A close up of one of the doorway decorations.

The other.

There are a bunch of old churches in the city, all with interesting, to me at least, details.

Another doorway at St. James.

More later. I hope you are enjoying these.

Wednesday, September 2, 2009

Hyde Park

Some photos from the trip. Just the very start. These are from the first day I went into London. They are all near the Hyde Park/Buckingham Palace area.

The ubiquitous phone booth.

The London Hard Rock Cafe.

People enjoying the day in Green Park, across the street from Buckingham Palace.

A guard at Buckingham Palace. The queen was not in town, spending the summer holiday at Windsor Castle about 45 miles from London.

More photos on my Flickr photostream. Many more to come yet also.
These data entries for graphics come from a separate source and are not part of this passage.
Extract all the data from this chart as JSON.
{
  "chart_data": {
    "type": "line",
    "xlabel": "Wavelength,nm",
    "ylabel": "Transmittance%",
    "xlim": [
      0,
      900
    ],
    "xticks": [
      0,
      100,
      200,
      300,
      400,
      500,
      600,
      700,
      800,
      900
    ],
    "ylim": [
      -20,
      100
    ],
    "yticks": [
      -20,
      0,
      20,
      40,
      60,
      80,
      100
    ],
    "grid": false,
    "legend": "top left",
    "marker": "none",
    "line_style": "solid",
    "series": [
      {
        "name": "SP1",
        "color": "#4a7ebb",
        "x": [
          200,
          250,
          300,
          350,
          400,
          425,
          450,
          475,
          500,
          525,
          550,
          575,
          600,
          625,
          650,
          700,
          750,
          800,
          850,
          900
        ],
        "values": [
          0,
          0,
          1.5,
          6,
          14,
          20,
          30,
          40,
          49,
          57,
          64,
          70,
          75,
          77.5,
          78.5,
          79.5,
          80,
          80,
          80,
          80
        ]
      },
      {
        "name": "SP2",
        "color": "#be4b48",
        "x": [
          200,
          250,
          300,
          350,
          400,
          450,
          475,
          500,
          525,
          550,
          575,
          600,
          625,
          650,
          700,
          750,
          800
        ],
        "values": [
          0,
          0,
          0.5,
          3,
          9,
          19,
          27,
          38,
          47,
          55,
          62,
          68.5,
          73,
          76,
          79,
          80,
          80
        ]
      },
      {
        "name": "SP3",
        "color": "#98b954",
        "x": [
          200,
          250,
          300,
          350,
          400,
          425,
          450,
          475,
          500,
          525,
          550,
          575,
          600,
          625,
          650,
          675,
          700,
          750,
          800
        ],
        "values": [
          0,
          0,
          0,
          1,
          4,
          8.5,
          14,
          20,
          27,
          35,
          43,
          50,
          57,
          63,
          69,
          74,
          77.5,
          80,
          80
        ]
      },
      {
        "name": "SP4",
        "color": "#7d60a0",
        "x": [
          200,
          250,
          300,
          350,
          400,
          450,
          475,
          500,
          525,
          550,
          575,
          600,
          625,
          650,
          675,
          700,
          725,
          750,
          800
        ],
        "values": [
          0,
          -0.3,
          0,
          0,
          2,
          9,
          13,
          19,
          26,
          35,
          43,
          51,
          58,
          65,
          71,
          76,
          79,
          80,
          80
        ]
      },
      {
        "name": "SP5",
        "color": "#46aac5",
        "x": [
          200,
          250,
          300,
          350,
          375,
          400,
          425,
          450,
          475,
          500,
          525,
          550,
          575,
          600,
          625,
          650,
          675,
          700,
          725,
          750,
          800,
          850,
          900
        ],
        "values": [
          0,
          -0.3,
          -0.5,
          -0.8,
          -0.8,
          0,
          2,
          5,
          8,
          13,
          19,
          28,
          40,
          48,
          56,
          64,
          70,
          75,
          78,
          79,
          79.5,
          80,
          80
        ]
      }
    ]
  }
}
Tuesday, September 1, 2009

London Calling

I've just spent 9 days in the UK. I went over for work, but stayed a few extra days to explore the city. I'm sure I only touched the surface, but here are a few thoughts.
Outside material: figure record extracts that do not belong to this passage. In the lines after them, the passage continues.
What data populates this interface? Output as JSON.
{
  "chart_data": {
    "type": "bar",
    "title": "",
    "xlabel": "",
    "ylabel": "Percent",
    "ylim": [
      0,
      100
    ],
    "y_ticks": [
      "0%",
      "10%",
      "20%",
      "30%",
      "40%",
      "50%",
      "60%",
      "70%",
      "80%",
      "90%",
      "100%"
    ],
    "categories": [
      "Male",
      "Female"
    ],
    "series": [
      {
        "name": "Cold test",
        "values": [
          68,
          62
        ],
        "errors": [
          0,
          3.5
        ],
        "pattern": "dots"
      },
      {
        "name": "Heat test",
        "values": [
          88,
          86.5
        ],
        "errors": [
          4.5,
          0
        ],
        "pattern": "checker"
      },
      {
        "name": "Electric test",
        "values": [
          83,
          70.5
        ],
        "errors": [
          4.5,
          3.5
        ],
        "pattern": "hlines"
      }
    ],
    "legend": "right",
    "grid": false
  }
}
We truly are countries separated by a common language. The accent at times was strange enough for me that if the person spoke fast enough, I had trouble understanding them. Of course I really don't have an ear for languages anyway, which didn't help. Some of the differences:

Lift for elevator.
Crisps for potato chips.
Toilet or loo instead of rest room.
The ground floor of a building is either ground or zero. What would be our second floor is 1. The basement is -1.
Chips for french fries.

The food was generally good. Peas, usually cold are served with a lot of meals. Pubs are everywhere, and they all serve fish and chips. Usually it's listed at the top of the menu and the all proclaim they have the best. The rooms are generally small, and they pack far more people in then would be allowed in the US. It's was common when the pub was packed to see people outside standing with their drinks.

August is crowded. It's vacation or "holiday" time in Europe and the city was packed. Everywhere I turned, I heard another language. It become somewhat of a game for me to guess where the person was from. Usually I failed.

Since they drive on the other side of the road from what the US does, being a pedestrian can be a challenge. Luckily in the city they have signs reminding people which way to look for traffic.

Interspersed throughout the city are older buildings. Primarily churches, but there are others as well. Some incredible older architecture that has been kept and reused over the years. Some of the buildings had a history going back to the 1600's or older. An amazing counterpoint to our penchant to tear down anything over 20 years old.

I took a lot of photos, though I think they will primarily be the typical tourist type shots. Being my first time in the city, I tried to take it all in. I failed miserably, but it was fun trying. I'll start posting photos when I've got them finished.